- Born: 6 June 1904 Chiswick, England
- Died: 7 May 2007 (aged 102) Menton, France
- Occupation: Writer
- Writing career
- Notable works: The Wilder Shores of Love (1954); The Sabres of Paradise (1960);

= Lesley Blanch =

British writer and traveller (1904–2007)

Lesley Blanch (6 June 1904 – 7 May 2007) was a British writer and traveller. She is best known for The Wilder Shores of Love, about Isabel Burton (who married the Arabist and explorer Richard), Jane Digby el-Mezrab (Lady Ellenborough, the society beauty who ended up living in the Syrian desert with a Bedouin chieftain), Aimée du Buc de Rivéry (a French convent woman captured by pirates and sent to the Sultan's harem in Istanbul), and Isabelle Eberhardt (a Swiss linguist who felt most comfortable in boy's clothes and lived among the Arabs in the Sahara).

==Life and career==
Blanch was born in Chiswick, on 6 June 1904. She attended St. Paul's Girls' School, Hammersmith, from 1915 to 1921, went on to study at the Slade School of Art, and began her career as a scenery designer and book illustrator. In 1930 she married Robert Alan Wimberley Bicknell after an affair which may have produced a daughter, subsequently adopted. She divorced Bicknell in about 1940. Between 1937 and 1944, she was features editor of the UK edition of Vogue.

In April 1945, she married the French novelist-diplomat Romain Gary. Life in the French diplomatic service took them to the Balkans, Turkey, North Africa, Mexico and the United States. In the United States, they were associated with Aldous Huxley and with Hollywood stars such as Gary Cooper, Sophia Loren and Laurence Olivier.

Gary left her for American actress Jean Seberg. Lesley Blanch and Gary were divorced in 1963. Blanch continued to travel from her home in Paris, and saw old friends Nancy Mitford, Violet Trefusis, Rebecca West and the Windsors. She was a close friend of Gerald de Gaury, who gave her insights into Middle Eastern customs and culture. The society photographer Cecil Beaton was also a lifelong friend.

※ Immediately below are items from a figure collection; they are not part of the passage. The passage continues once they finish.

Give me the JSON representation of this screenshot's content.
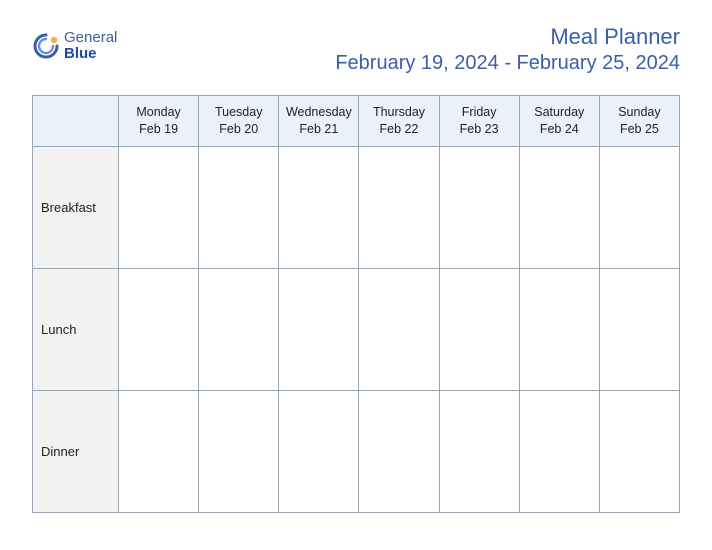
{
  "logo": {
    "word1": "General",
    "word2": "Blue",
    "swirl_color_outer": "#3a5fa8",
    "swirl_color_inner": "#6b8fd4",
    "dot_color": "#f4b23f"
  },
  "header": {
    "title": "Meal Planner",
    "date_range": "February 19, 2024 - February 25, 2024",
    "title_color": "#3a5fa8"
  },
  "table": {
    "header_bg": "#eaf1fa",
    "row_label_bg": "#f2f2f2",
    "border_color": "#9aa4b2",
    "days": [
      {
        "name": "Monday",
        "date": "Feb 19"
      },
      {
        "name": "Tuesday",
        "date": "Feb 20"
      },
      {
        "name": "Wednesday",
        "date": "Feb 21"
      },
      {
        "name": "Thursday",
        "date": "Feb 22"
      },
      {
        "name": "Friday",
        "date": "Feb 23"
      },
      {
        "name": "Saturday",
        "date": "Feb 24"
      },
      {
        "name": "Sunday",
        "date": "Feb 25"
      }
    ],
    "meals": [
      "Breakfast",
      "Lunch",
      "Dinner"
    ],
    "cells": [
      [
        "",
        "",
        "",
        "",
        "",
        "",
        ""
      ],
      [
        "",
        "",
        "",
        "",
        "",
        "",
        ""
      ],
      [
        "",
        "",
        "",
        "",
        "",
        "",
        ""
      ]
    ]
  }
}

The best known of her 12 books is The Wilder Shores of Love (1954), about four women who all "followed the beckoning Eastern star." The book also inspired the American artist Cy Twombly, who named a painting after the novel.

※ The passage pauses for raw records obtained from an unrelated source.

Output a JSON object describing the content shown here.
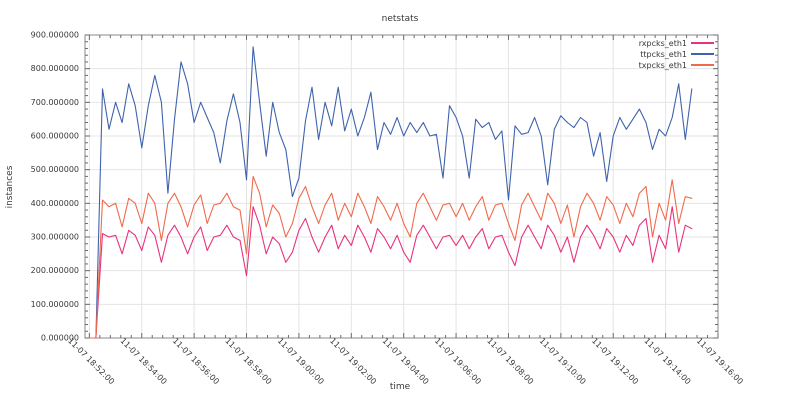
{
  "chart_data": {
    "type": "line",
    "title": "netstats",
    "xlabel": "time",
    "ylabel": "instances",
    "ylim": [
      0,
      900
    ],
    "ytick_step": 100,
    "ytick_labels": [
      "0.000000",
      "100.000000",
      "200.000000",
      "300.000000",
      "400.000000",
      "500.000000",
      "600.000000",
      "700.000000",
      "800.000000",
      "900.000000"
    ],
    "xtick_labels": [
      "11-07 18:52:00",
      "11-07 18:54:00",
      "11-07 18:56:00",
      "11-07 18:58:00",
      "11-07 19:00:00",
      "11-07 19:02:00",
      "11-07 19:04:00",
      "11-07 19:06:00",
      "11-07 19:08:00",
      "11-07 19:10:00",
      "11-07 19:12:00",
      "11-07 19:14:00",
      "11-07 19:16:00"
    ],
    "xtick_interval_seconds": 120,
    "x_start_label": "11-07 18:52:00",
    "sample_interval_seconds": 15,
    "grid": true,
    "legend_position": "top-right",
    "colors": {
      "grid": "#e4e4e4",
      "border": "#8a8a8a",
      "tick": "#6a6a6a",
      "text": "#383838"
    },
    "series": [
      {
        "name": "rxpcks_eth1",
        "color": "#e7337d",
        "values": [
          0,
          0,
          310,
          300,
          305,
          250,
          320,
          305,
          260,
          330,
          305,
          225,
          305,
          335,
          300,
          250,
          300,
          330,
          260,
          300,
          305,
          335,
          300,
          290,
          185,
          390,
          335,
          250,
          300,
          280,
          225,
          255,
          320,
          355,
          300,
          255,
          300,
          335,
          265,
          305,
          275,
          335,
          300,
          255,
          325,
          300,
          265,
          305,
          255,
          225,
          305,
          335,
          300,
          265,
          300,
          305,
          275,
          305,
          265,
          300,
          325,
          265,
          300,
          305,
          255,
          215,
          300,
          335,
          300,
          265,
          335,
          305,
          255,
          300,
          225,
          300,
          335,
          305,
          265,
          325,
          300,
          255,
          305,
          275,
          335,
          355,
          225,
          305,
          265,
          390,
          255,
          335,
          325
        ]
      },
      {
        "name": "ttpcks_eth1",
        "color": "#3f63ad",
        "values": [
          0,
          0,
          740,
          620,
          700,
          640,
          755,
          690,
          565,
          690,
          780,
          700,
          430,
          650,
          820,
          755,
          640,
          700,
          655,
          610,
          520,
          645,
          725,
          640,
          470,
          865,
          700,
          540,
          700,
          610,
          560,
          420,
          475,
          645,
          745,
          590,
          700,
          630,
          745,
          615,
          680,
          600,
          655,
          730,
          560,
          640,
          605,
          655,
          600,
          640,
          610,
          640,
          600,
          605,
          475,
          690,
          655,
          600,
          475,
          650,
          625,
          640,
          590,
          615,
          410,
          630,
          605,
          610,
          655,
          600,
          455,
          620,
          660,
          640,
          625,
          655,
          640,
          540,
          610,
          465,
          600,
          655,
          620,
          650,
          680,
          640,
          560,
          620,
          600,
          655,
          755,
          590,
          740
        ]
      },
      {
        "name": "txpcks_eth1",
        "color": "#f06a4c",
        "values": [
          0,
          0,
          410,
          390,
          400,
          330,
          415,
          400,
          340,
          430,
          400,
          290,
          400,
          430,
          390,
          330,
          395,
          425,
          340,
          395,
          400,
          430,
          390,
          380,
          250,
          480,
          430,
          330,
          395,
          370,
          300,
          340,
          415,
          450,
          390,
          340,
          395,
          430,
          350,
          400,
          360,
          430,
          390,
          340,
          420,
          390,
          350,
          400,
          340,
          300,
          400,
          430,
          390,
          350,
          395,
          400,
          360,
          400,
          350,
          390,
          420,
          350,
          395,
          400,
          340,
          290,
          395,
          430,
          390,
          350,
          430,
          400,
          340,
          395,
          300,
          390,
          430,
          400,
          350,
          420,
          395,
          340,
          400,
          360,
          430,
          450,
          300,
          400,
          350,
          470,
          340,
          420,
          415
        ]
      }
    ]
  }
}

Blanch's love of Russia, instilled in her by a friend of her parents whom she simply called The Traveller, is recounted in Journey into the Mind's Eye, Fragments of an Autobiography (1968, reissued 2018) which is part travel book, part love story. As well as awakening her to sex, he whetted her appetite with exotic tales of Siberia and Central Asia. The Traveller was possibly identified as Theodore Komisarjevsky.

Her trip to Iran and meeting Empress Farah Pahlavi in April 1975 resulted in a biography of the empress named "Farah, Shahbanou of Iran" in 1978.

Lesley Blanch considered her best book to be The Sabres of Paradise (the biography of Imam Shamyl and history of Tsarist Russian rule in early 19th century Georgia and the Caucasus).

==Awards and honours==
A Fellow of the Royal Society of Literature, Lesley Blanch was appointed MBE in 2001, and in 2004 the French government awarded her the medal of Officier de l'Ordre des Arts et des Lettres.

==Death==
Blanch died in Menton, on 7 May 2007, aged 102.

==Publications==
- 1954: The Wilder Shores of Love, London: John Murray.
- 1955: Round the World in 80 Dishes: The World Through the Kitchen Window (cookbook), London: John Murray.
- 1957: The Game of Hearts: Harriette Wilson and her Memoirs (edited and introduced by Lesley Blanch), London: Gryphon Books.
- 1960: The Sabres of Paradise: Conquest and Vengeance in the Caucasus (a biography of Imam Shamyl and history of Tsarist Russian rule in early 19th century Georgia and the Caucasus), London: John Murray.
- 1963: Under a Lilac-Bleeding Star: Travels and Travellers, London: John Murray.
- 1964: Harriette Wilson's Memoirs (selected and edited by Lesley Blanch), London: Folio Society.
- 1965: The Nine Tiger Man: A Tale of Low Behaviour in High Places, London: Collins.
- 1968: Journey into the Mind's Eye: Fragments of an Autobiography, London: Collins.
- 1974: Pavilions of the Heart: The Four Walls of Love, London: Weidenfeld & Nicolson.
- 1978: Farah, Shahbanou of Iran, Queen of Persia, London: Collins.
- 1983: Pierre Loti: Portrait of an Escapist, London: Collins.
- 1989: From Wilder Shores: The Tables of My Travels (a collection of travel and food writings), London: John Murray.
- 1998: Romain, un regard particulier (traduit de l'anglais par Jean Lambert), Arles: Actes Sud.
- 2015: On the Wilder Shores of Love: A Bohemian Life (edited by Georgia de Chamberet), London: Virago.